If you asked 10 people how to rank the 10 best offensive players in Major League Baseball, you would receive 10 different answers, maybe even more. Some people would put an emphasis on sabermetrics, or what I call "Moneyball stats," such as on base percentage, on base plus slugging percentage, wins above replacement, power/speed number (which I still do not understand) and so on. Some people would take an old school approach and look at the classic triple crown categories, home runs, runs batted in and batting average.
And then there are those who look at combinations of the aforementioned stats. I have narrowed down all the possible stats into a formula I think gives us the best look at who the best hitters are in the game. Since this is a ranking of players for 2011, the numbers will be taken from fangraphs and then be plugged into a simple formula (just add the numbers up) of six statistics I have deemed to be the most important, to create an "overall score." I will also describe why I picked each stat and at the end give you the part you all actually want to read: the ten best offensive players in baseball.
Total Bases + Batting Average + Adjusted On Base Plus Slugging (OPS+) + Home Runs + Steals + On Base Percentage = Overall Score
Total bases are important because,obviously, the more bases you can get as a hitter the better.
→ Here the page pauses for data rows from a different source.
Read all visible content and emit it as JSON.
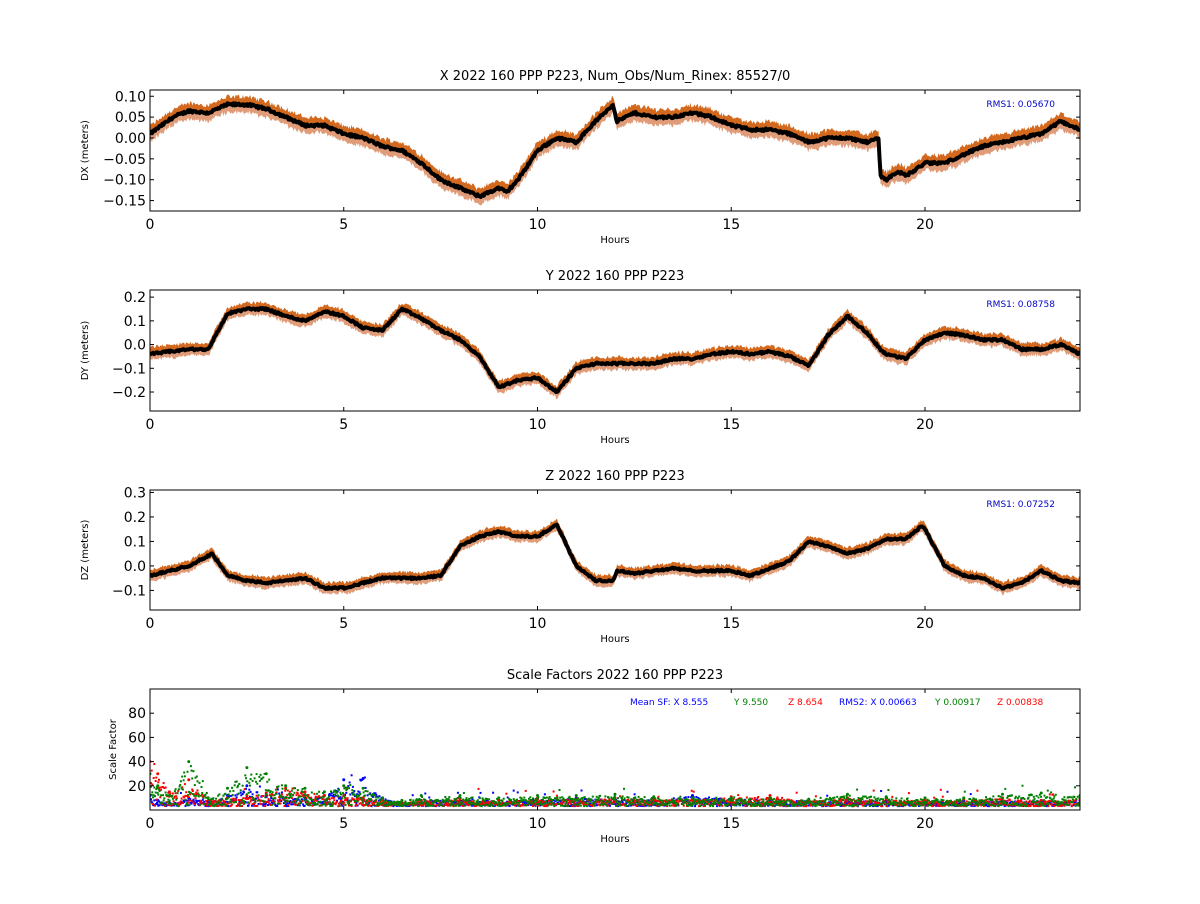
{
  "colors": {
    "band_upper": "#d2691e",
    "band_lower": "#e09c78",
    "series": "#000000",
    "rms_text": "#0000cc",
    "sf_x": "#0000ff",
    "sf_y": "#008000",
    "sf_z": "#ff0000"
  },
  "chart_data": [
    {
      "type": "line",
      "title": "X 2022 160 PPP  P223, Num_Obs/Num_Rinex: 85527/0",
      "xlabel": "Hours",
      "ylabel": "DX (meters)",
      "xlim": [
        0,
        24
      ],
      "ylim": [
        -0.175,
        0.115
      ],
      "xticks": [
        0,
        5,
        10,
        15,
        20
      ],
      "yticks": [
        0.1,
        0.05,
        0.0,
        -0.05,
        -0.1,
        -0.15
      ],
      "ytick_labels": [
        "0.10",
        "0.05",
        "0.00",
        "−0.05",
        "−0.10",
        "−0.15"
      ],
      "xtick_labels": [
        "0",
        "5",
        "10",
        "15",
        "20"
      ],
      "annotation": "RMS1:  0.05670",
      "band_halfwidth": 0.018,
      "series": [
        {
          "x": [
            0,
            0.3,
            0.6,
            1.0,
            1.5,
            2.0,
            2.5,
            3.0,
            3.5,
            4.0,
            4.5,
            5.0,
            5.5,
            6.0,
            6.5,
            7.0,
            7.5,
            8.0,
            8.5,
            9.0,
            9.2,
            9.5,
            10.0,
            10.5,
            11.0,
            11.5,
            11.95,
            12.05,
            12.5,
            13.0,
            13.5,
            14.0,
            14.5,
            15.0,
            15.5,
            16.0,
            16.5,
            17.0,
            17.5,
            18.0,
            18.5,
            18.8,
            18.85,
            19.0,
            19.3,
            19.5,
            19.7,
            20.0,
            20.5,
            21.0,
            21.5,
            22.0,
            22.5,
            23.0,
            23.5,
            24.0
          ],
          "y": [
            0.01,
            0.03,
            0.05,
            0.065,
            0.06,
            0.08,
            0.08,
            0.07,
            0.05,
            0.03,
            0.03,
            0.01,
            0.0,
            -0.02,
            -0.03,
            -0.06,
            -0.1,
            -0.12,
            -0.14,
            -0.12,
            -0.13,
            -0.1,
            -0.03,
            0.0,
            -0.01,
            0.04,
            0.08,
            0.04,
            0.06,
            0.05,
            0.05,
            0.06,
            0.05,
            0.03,
            0.02,
            0.02,
            0.01,
            -0.01,
            0.0,
            0.0,
            -0.01,
            0.0,
            -0.09,
            -0.1,
            -0.08,
            -0.09,
            -0.08,
            -0.06,
            -0.06,
            -0.04,
            -0.02,
            -0.01,
            0.0,
            0.01,
            0.04,
            0.02
          ]
        }
      ]
    },
    {
      "type": "line",
      "title": "Y 2022 160 PPP  P223",
      "xlabel": "Hours",
      "ylabel": "DY (meters)",
      "xlim": [
        0,
        24
      ],
      "ylim": [
        -0.28,
        0.23
      ],
      "xticks": [
        0,
        5,
        10,
        15,
        20
      ],
      "yticks": [
        0.2,
        0.1,
        0.0,
        -0.1,
        -0.2
      ],
      "ytick_labels": [
        "0.2",
        "0.1",
        "0.0",
        "−0.1",
        "−0.2"
      ],
      "xtick_labels": [
        "0",
        "5",
        "10",
        "15",
        "20"
      ],
      "annotation": "RMS1:  0.08758",
      "band_halfwidth": 0.025,
      "series": [
        {
          "x": [
            0,
            0.5,
            1.0,
            1.5,
            2.0,
            2.5,
            3.0,
            3.5,
            4.0,
            4.5,
            5.0,
            5.5,
            6.0,
            6.5,
            7.0,
            7.5,
            8.0,
            8.5,
            9.0,
            9.5,
            10.0,
            10.5,
            11.0,
            11.5,
            12.0,
            12.5,
            13.0,
            13.5,
            14.0,
            14.5,
            15.0,
            15.5,
            16.0,
            16.5,
            17.0,
            17.5,
            18.0,
            18.5,
            18.9,
            19.0,
            19.5,
            20.0,
            20.5,
            21.0,
            21.5,
            22.0,
            22.5,
            23.0,
            23.5,
            24.0
          ],
          "y": [
            -0.04,
            -0.03,
            -0.02,
            -0.02,
            0.13,
            0.15,
            0.15,
            0.12,
            0.1,
            0.14,
            0.12,
            0.07,
            0.06,
            0.15,
            0.11,
            0.06,
            0.02,
            -0.05,
            -0.18,
            -0.15,
            -0.14,
            -0.2,
            -0.1,
            -0.08,
            -0.08,
            -0.08,
            -0.08,
            -0.06,
            -0.06,
            -0.04,
            -0.03,
            -0.04,
            -0.03,
            -0.05,
            -0.09,
            0.04,
            0.12,
            0.05,
            -0.03,
            -0.04,
            -0.06,
            0.02,
            0.05,
            0.04,
            0.02,
            0.02,
            -0.02,
            -0.02,
            0.0,
            -0.04
          ]
        }
      ]
    },
    {
      "type": "line",
      "title": "Z 2022 160 PPP  P223",
      "xlabel": "Hours",
      "ylabel": "DZ (meters)",
      "xlim": [
        0,
        24
      ],
      "ylim": [
        -0.18,
        0.31
      ],
      "xticks": [
        0,
        5,
        10,
        15,
        20
      ],
      "yticks": [
        0.3,
        0.2,
        0.1,
        0.0,
        -0.1
      ],
      "ytick_labels": [
        "0.3",
        "0.2",
        "0.1",
        "0.0",
        "−0.1"
      ],
      "xtick_labels": [
        "0",
        "5",
        "10",
        "15",
        "20"
      ],
      "annotation": "RMS1:  0.07252",
      "band_halfwidth": 0.022,
      "series": [
        {
          "x": [
            0,
            0.5,
            1.0,
            1.6,
            2.0,
            2.5,
            3.0,
            3.5,
            4.0,
            4.5,
            5.0,
            5.5,
            6.0,
            6.5,
            7.0,
            7.5,
            8.0,
            8.5,
            9.0,
            9.5,
            10.0,
            10.5,
            11.0,
            11.5,
            11.95,
            12.05,
            12.5,
            13.0,
            13.5,
            14.0,
            14.5,
            15.0,
            15.5,
            16.0,
            16.5,
            17.0,
            17.5,
            18.0,
            18.5,
            19.0,
            19.5,
            19.9,
            20.0,
            20.5,
            21.0,
            21.5,
            22.0,
            22.5,
            23.0,
            23.5,
            24.0
          ],
          "y": [
            -0.04,
            -0.02,
            0.0,
            0.05,
            -0.04,
            -0.06,
            -0.07,
            -0.06,
            -0.05,
            -0.09,
            -0.09,
            -0.07,
            -0.05,
            -0.05,
            -0.05,
            -0.04,
            0.08,
            0.12,
            0.14,
            0.12,
            0.12,
            0.17,
            0.0,
            -0.06,
            -0.06,
            -0.02,
            -0.03,
            -0.02,
            -0.01,
            -0.02,
            -0.02,
            -0.02,
            -0.04,
            -0.01,
            0.02,
            0.1,
            0.08,
            0.05,
            0.07,
            0.11,
            0.11,
            0.16,
            0.15,
            0.0,
            -0.04,
            -0.05,
            -0.09,
            -0.07,
            -0.02,
            -0.06,
            -0.07
          ]
        }
      ]
    },
    {
      "type": "scatter",
      "title": "Scale Factors 2022 160 PPP  P223",
      "xlabel": "Hours",
      "ylabel": "Scale Factor",
      "xlim": [
        0,
        24
      ],
      "ylim": [
        0,
        100
      ],
      "xticks": [
        0,
        5,
        10,
        15,
        20
      ],
      "yticks": [
        80,
        60,
        40,
        20
      ],
      "ytick_labels": [
        "80",
        "60",
        "40",
        "20"
      ],
      "xtick_labels": [
        "0",
        "5",
        "10",
        "15",
        "20"
      ],
      "legend_text": [
        {
          "text": "Mean SF: X   8.555",
          "color_key": "sf_x"
        },
        {
          "text": "Y   9.550",
          "color_key": "sf_y"
        },
        {
          "text": "Z   8.654",
          "color_key": "sf_z"
        },
        {
          "text": "RMS2: X  0.00663",
          "color_key": "sf_x"
        },
        {
          "text": "Y  0.00917",
          "color_key": "sf_y"
        },
        {
          "text": "Z  0.00838",
          "color_key": "sf_z"
        }
      ],
      "series": [
        {
          "name": "X",
          "x": [
            0.0,
            0.2,
            0.5,
            1.0,
            1.5,
            2.0,
            2.5,
            3.0,
            3.5,
            4.0,
            4.5,
            5.0,
            5.5,
            6.0,
            6.5,
            7.0,
            8.0,
            9.0,
            10.0,
            11.0,
            12.0,
            13.0,
            14.0,
            15.0,
            16.0,
            17.0,
            18.0,
            19.0,
            20.0,
            21.0,
            22.0,
            23.0,
            24.0
          ],
          "y": [
            12,
            8,
            6,
            10,
            7,
            12,
            20,
            12,
            10,
            10,
            12,
            25,
            26,
            10,
            6,
            8,
            9,
            8,
            9,
            10,
            10,
            9,
            12,
            10,
            9,
            8,
            8,
            8,
            7,
            8,
            8,
            8,
            8
          ]
        },
        {
          "name": "Y",
          "x": [
            0.0,
            0.2,
            0.5,
            1.0,
            1.5,
            2.0,
            2.5,
            3.0,
            3.5,
            4.0,
            4.5,
            5.0,
            5.5,
            6.0,
            6.5,
            7.0,
            8.0,
            9.0,
            10.0,
            11.0,
            12.0,
            13.0,
            14.0,
            15.0,
            16.0,
            17.0,
            18.0,
            19.0,
            20.0,
            21.0,
            22.0,
            23.0,
            24.0
          ],
          "y": [
            30,
            20,
            12,
            40,
            10,
            18,
            35,
            30,
            20,
            18,
            15,
            20,
            18,
            10,
            8,
            12,
            12,
            10,
            12,
            12,
            13,
            11,
            10,
            10,
            10,
            9,
            13,
            11,
            10,
            10,
            13,
            14,
            12
          ]
        },
        {
          "name": "Z",
          "x": [
            0.0,
            0.2,
            0.5,
            1.0,
            1.5,
            2.0,
            2.5,
            3.0,
            3.5,
            4.0,
            4.5,
            5.0,
            5.5,
            6.0,
            6.5,
            7.0,
            8.0,
            9.0,
            10.0,
            11.0,
            12.0,
            13.0,
            14.0,
            15.0,
            16.0,
            17.0,
            18.0,
            19.0,
            20.0,
            21.0,
            22.0,
            23.0,
            24.0
          ],
          "y": [
            40,
            30,
            15,
            25,
            10,
            10,
            12,
            14,
            18,
            15,
            12,
            12,
            10,
            8,
            7,
            8,
            9,
            8,
            9,
            9,
            10,
            9,
            9,
            11,
            12,
            8,
            10,
            9,
            8,
            9,
            10,
            8,
            9
          ]
        }
      ]
    }
  ]
}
It is one thing for someone to get 200 hits in a season, but if they are all singles, it is only 200 total bases. To put it simply, a large number of bases mean either A) the player accumulates a ton of hits and is always on base or B) when the player does get a hit, he crushes the ball.
Batting average has been somewhat replaced by on base percentage in recent years, but a high batting average generally means a large number of hits, which means possible runners on base are advancing and runs could be scoring
This takes into account the ballpark the player plays in to help close a disparity in numbers between a hitter in Coors Field and a hitter in Safeco Field. While some people may think a good hitter will hit anywhere, Adrian Beltre's 2010 season provides a wonderful example of how a ballpark can affect a player's numbers
An obvious stat to consider. Home runs guarantee at least one run scores, guarantee there will not be an out on the play, and, though it cannot be measured, provide momentum for the team batting and can hurt a pitcher mentally.
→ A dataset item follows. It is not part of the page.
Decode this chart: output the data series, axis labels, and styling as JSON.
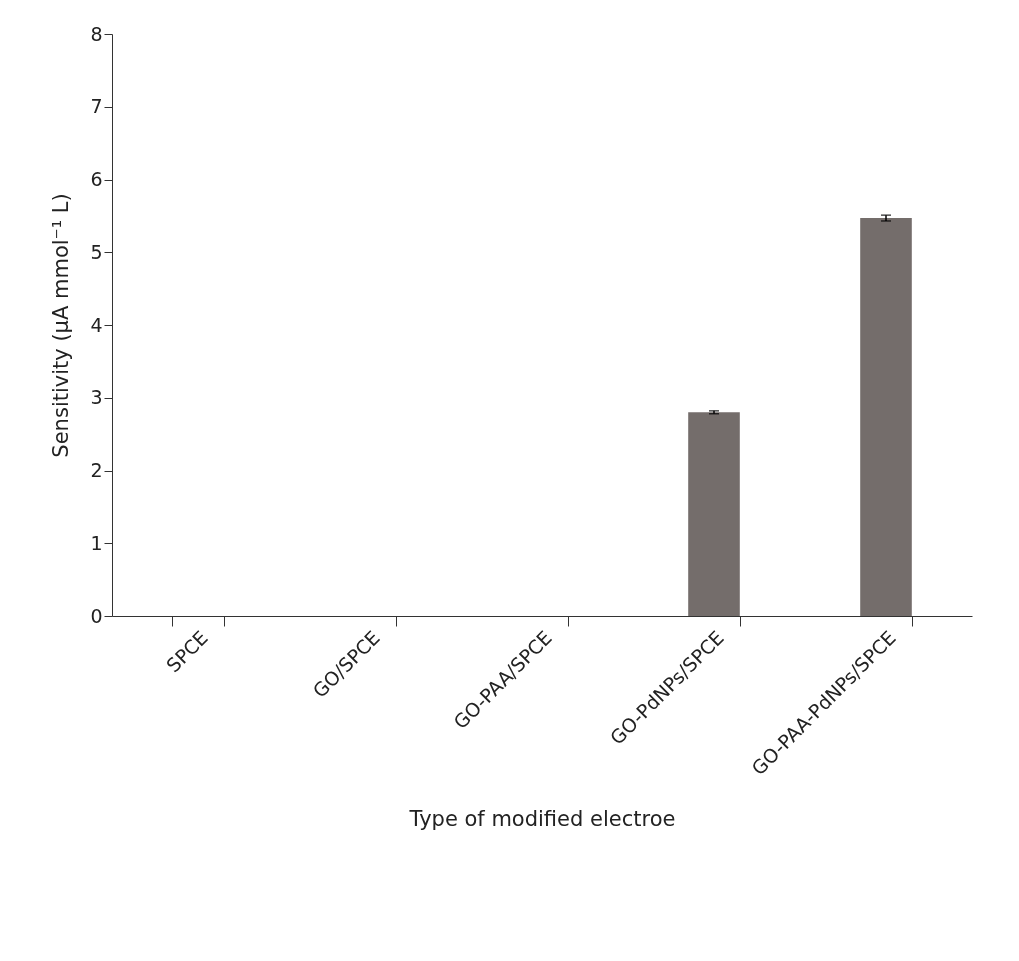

Many say steals are just the possibility of wasting outs. However, being able to steal a base does two things. A) It allows a base runner to move into scoring position (or in some rare cases score a run) without any assistance from the batter. B) It also creates a distraction to the pitcher and can allow for the batter to receive more fastballs and pitches to hit, since a ball in the dirt would make a steal more easily accomplished.
On Base Percentage
On base percentage is key because it determines a player's ability to not make an out. I debated on this one because, to me, a player who walks a lot (which leads to a high on base percentage) is not necessarily a great offensive player, it just means this player has good plate discipline. However, in today's game many of the best hitters are from the school of thought to wait for the right pitch. If it is not a pitch you can crush, let it pass and try to work a walk. So the statistic must be included since many lineups are built on this school of thought.
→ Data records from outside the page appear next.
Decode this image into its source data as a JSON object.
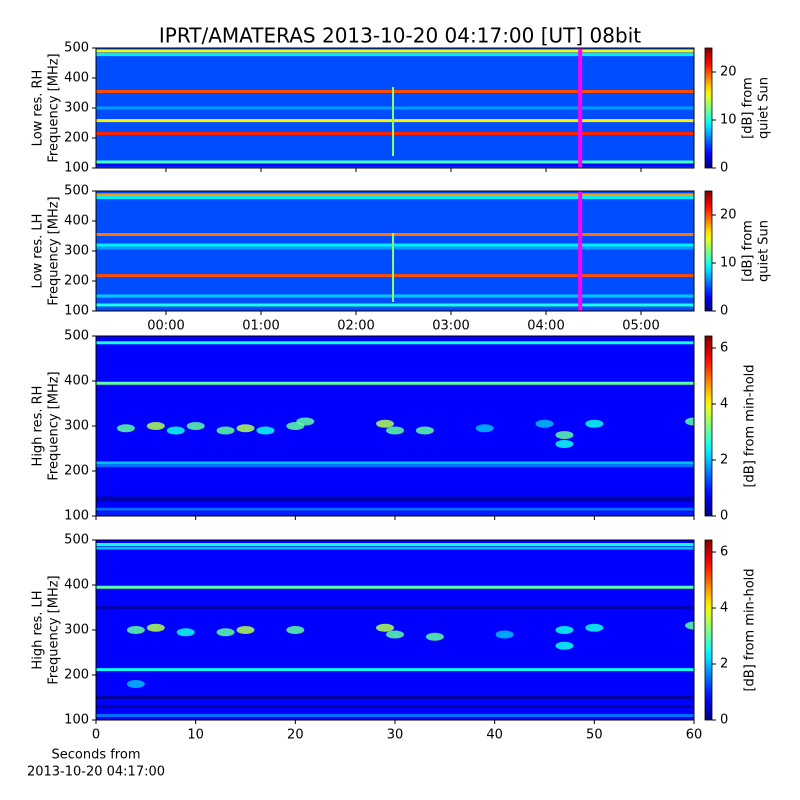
{
  "chart_data": [
    {
      "type": "spectrogram",
      "title": "IPRT/AMATERAS 2013-10-20 04:17:00 [UT]   08bit",
      "ylabel": [
        "Low res. RH",
        "Frequency [MHz]"
      ],
      "colormap": "jet",
      "xlim": [
        -0.737,
        5.558
      ],
      "xticks": [
        0,
        1,
        2,
        3,
        4,
        5
      ],
      "tick_labels": false,
      "ylim": [
        100,
        500
      ],
      "yticks": [
        100,
        200,
        300,
        400,
        500
      ],
      "colorbar": {
        "label": [
          "[dB] from",
          "quiet Sun"
        ],
        "lim": [
          0,
          25
        ],
        "ticks": [
          0,
          10,
          20
        ]
      },
      "background": 5,
      "bands": [
        {
          "y": 490,
          "value": 15
        },
        {
          "y": 478,
          "value": 9
        },
        {
          "y": 355,
          "value": 20
        },
        {
          "y": 300,
          "value": 7
        },
        {
          "y": 258,
          "value": 16
        },
        {
          "y": 215,
          "value": 21
        },
        {
          "y": 120,
          "value": 11
        },
        {
          "y": 110,
          "value": 3
        }
      ],
      "bursts": [
        {
          "x": 2.39,
          "y": [
            140,
            370
          ],
          "value": 13
        }
      ],
      "cursor": {
        "x": 4.36,
        "color": "#ff00ff"
      }
    },
    {
      "type": "spectrogram",
      "ylabel": [
        "Low res. LH",
        "Frequency [MHz]"
      ],
      "colormap": "jet",
      "xlim": [
        -0.737,
        5.558
      ],
      "xticks": [
        {
          "value": 0,
          "label": "00:00"
        },
        {
          "value": 1,
          "label": "01:00"
        },
        {
          "value": 2,
          "label": "02:00"
        },
        {
          "value": 3,
          "label": "03:00"
        },
        {
          "value": 4,
          "label": "04:00"
        },
        {
          "value": 5,
          "label": "05:00"
        }
      ],
      "ylim": [
        100,
        500
      ],
      "yticks": [
        100,
        200,
        300,
        400,
        500
      ],
      "colorbar": {
        "label": [
          "[dB] from",
          "quiet Sun"
        ],
        "lim": [
          0,
          25
        ],
        "ticks": [
          0,
          10,
          20
        ]
      },
      "background": 5,
      "bands": [
        {
          "y": 487,
          "value": 18
        },
        {
          "y": 478,
          "value": 9
        },
        {
          "y": 355,
          "value": 19
        },
        {
          "y": 320,
          "value": 9
        },
        {
          "y": 310,
          "value": 7
        },
        {
          "y": 218,
          "value": 20
        },
        {
          "y": 150,
          "value": 8
        },
        {
          "y": 120,
          "value": 10
        }
      ],
      "bursts": [
        {
          "x": 2.39,
          "y": [
            130,
            360
          ],
          "value": 13
        }
      ],
      "cursor": {
        "x": 4.36,
        "color": "#ff00ff"
      }
    },
    {
      "type": "spectrogram",
      "ylabel": [
        "High res. RH",
        "Frequency [MHz]"
      ],
      "colormap": "jet",
      "xlim": [
        0,
        60
      ],
      "xticks": [
        0,
        10,
        20,
        30,
        40,
        50,
        60
      ],
      "tick_labels": false,
      "ylim": [
        100,
        500
      ],
      "yticks": [
        100,
        200,
        300,
        400,
        500
      ],
      "colorbar": {
        "label": [
          "[dB] from min-hold"
        ],
        "lim": [
          0,
          6.43
        ],
        "ticks": [
          0,
          2,
          4,
          6
        ]
      },
      "background": 0.8,
      "bands": [
        {
          "y": 485,
          "value": 2.5
        },
        {
          "y": 395,
          "value": 3
        },
        {
          "y": 218,
          "value": 2
        },
        {
          "y": 212,
          "value": 1.5
        },
        {
          "y": 140,
          "value": 0.2
        },
        {
          "y": 135,
          "value": 0.3
        },
        {
          "y": 115,
          "value": 1.5
        },
        {
          "y": 105,
          "value": 1
        }
      ],
      "blobs": [
        {
          "x": 3,
          "y": 295,
          "value": 3
        },
        {
          "x": 6,
          "y": 300,
          "value": 3.5
        },
        {
          "x": 8,
          "y": 290,
          "value": 2.5
        },
        {
          "x": 10,
          "y": 300,
          "value": 3
        },
        {
          "x": 13,
          "y": 290,
          "value": 3
        },
        {
          "x": 15,
          "y": 295,
          "value": 3.5
        },
        {
          "x": 17,
          "y": 290,
          "value": 2.5
        },
        {
          "x": 20,
          "y": 300,
          "value": 3
        },
        {
          "x": 21,
          "y": 310,
          "value": 3
        },
        {
          "x": 29,
          "y": 305,
          "value": 3.5
        },
        {
          "x": 30,
          "y": 290,
          "value": 3
        },
        {
          "x": 33,
          "y": 290,
          "value": 3
        },
        {
          "x": 39,
          "y": 295,
          "value": 2
        },
        {
          "x": 45,
          "y": 305,
          "value": 2
        },
        {
          "x": 47,
          "y": 280,
          "value": 3
        },
        {
          "x": 47,
          "y": 260,
          "value": 2.5
        },
        {
          "x": 50,
          "y": 305,
          "value": 2.5
        },
        {
          "x": 60,
          "y": 310,
          "value": 3
        }
      ]
    },
    {
      "type": "spectrogram",
      "ylabel": [
        "High res. LH",
        "Frequency [MHz]"
      ],
      "colormap": "jet",
      "xlabel": [
        "Seconds from",
        "2013-10-20 04:17:00"
      ],
      "xlim": [
        0,
        60
      ],
      "xticks": [
        0,
        10,
        20,
        30,
        40,
        50,
        60
      ],
      "ylim": [
        100,
        500
      ],
      "yticks": [
        100,
        200,
        300,
        400,
        500
      ],
      "colorbar": {
        "label": [
          "[dB] from min-hold"
        ],
        "lim": [
          0,
          6.43
        ],
        "ticks": [
          0,
          2,
          4,
          6
        ]
      },
      "background": 0.8,
      "bands": [
        {
          "y": 490,
          "value": 2.5
        },
        {
          "y": 482,
          "value": 2
        },
        {
          "y": 395,
          "value": 3
        },
        {
          "y": 350,
          "value": 0.3
        },
        {
          "y": 212,
          "value": 2.5
        },
        {
          "y": 150,
          "value": 0.2
        },
        {
          "y": 130,
          "value": 0.2
        },
        {
          "y": 110,
          "value": 1.5
        }
      ],
      "blobs": [
        {
          "x": 4,
          "y": 300,
          "value": 3
        },
        {
          "x": 6,
          "y": 305,
          "value": 3.5
        },
        {
          "x": 9,
          "y": 295,
          "value": 2.5
        },
        {
          "x": 13,
          "y": 295,
          "value": 3
        },
        {
          "x": 15,
          "y": 300,
          "value": 3.5
        },
        {
          "x": 20,
          "y": 300,
          "value": 3
        },
        {
          "x": 29,
          "y": 305,
          "value": 3.5
        },
        {
          "x": 30,
          "y": 290,
          "value": 3
        },
        {
          "x": 34,
          "y": 285,
          "value": 3
        },
        {
          "x": 41,
          "y": 290,
          "value": 2
        },
        {
          "x": 47,
          "y": 300,
          "value": 2.5
        },
        {
          "x": 47,
          "y": 265,
          "value": 2.5
        },
        {
          "x": 50,
          "y": 305,
          "value": 2.5
        },
        {
          "x": 60,
          "y": 310,
          "value": 3
        },
        {
          "x": 4,
          "y": 180,
          "value": 2
        }
      ]
    }
  ]
}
Stats like runs and runs batted in were left off because they were too dependent on the player's teammates. Yes, it seems a really good hitter will always have a large number of runs batted in and runs (see: Albert Pujols) but this formula is to determine how good offensively a player is with things only he can control.
The Top Ten
1. Albert Pujols: 1351 points
2. Miguel Cabrera: 1309 points
3. Joey Votto: 1266 points
4. Adrian Gonzalez: 1238 points
5. Ryan Braun:1212 points
6. Hanley Ramirez:1211 points
7. Matt Holliday: 1203 points
8. Carlos Gonzalez: 1199 points
9. Josh Hamilton: 1198 points
10. Kevin Youkilis: 1195 points
** The OPS+ numbers used when calculating the overall score were from the player's 2010 season, as the projections on the fangraphs website did not provide it. Any suggestions for how to alter this basic formula are welcome as baseball is filled with an endless number of stats and finding the six most important ones out of them is difficult. Again this is only to determine an all around offensive score.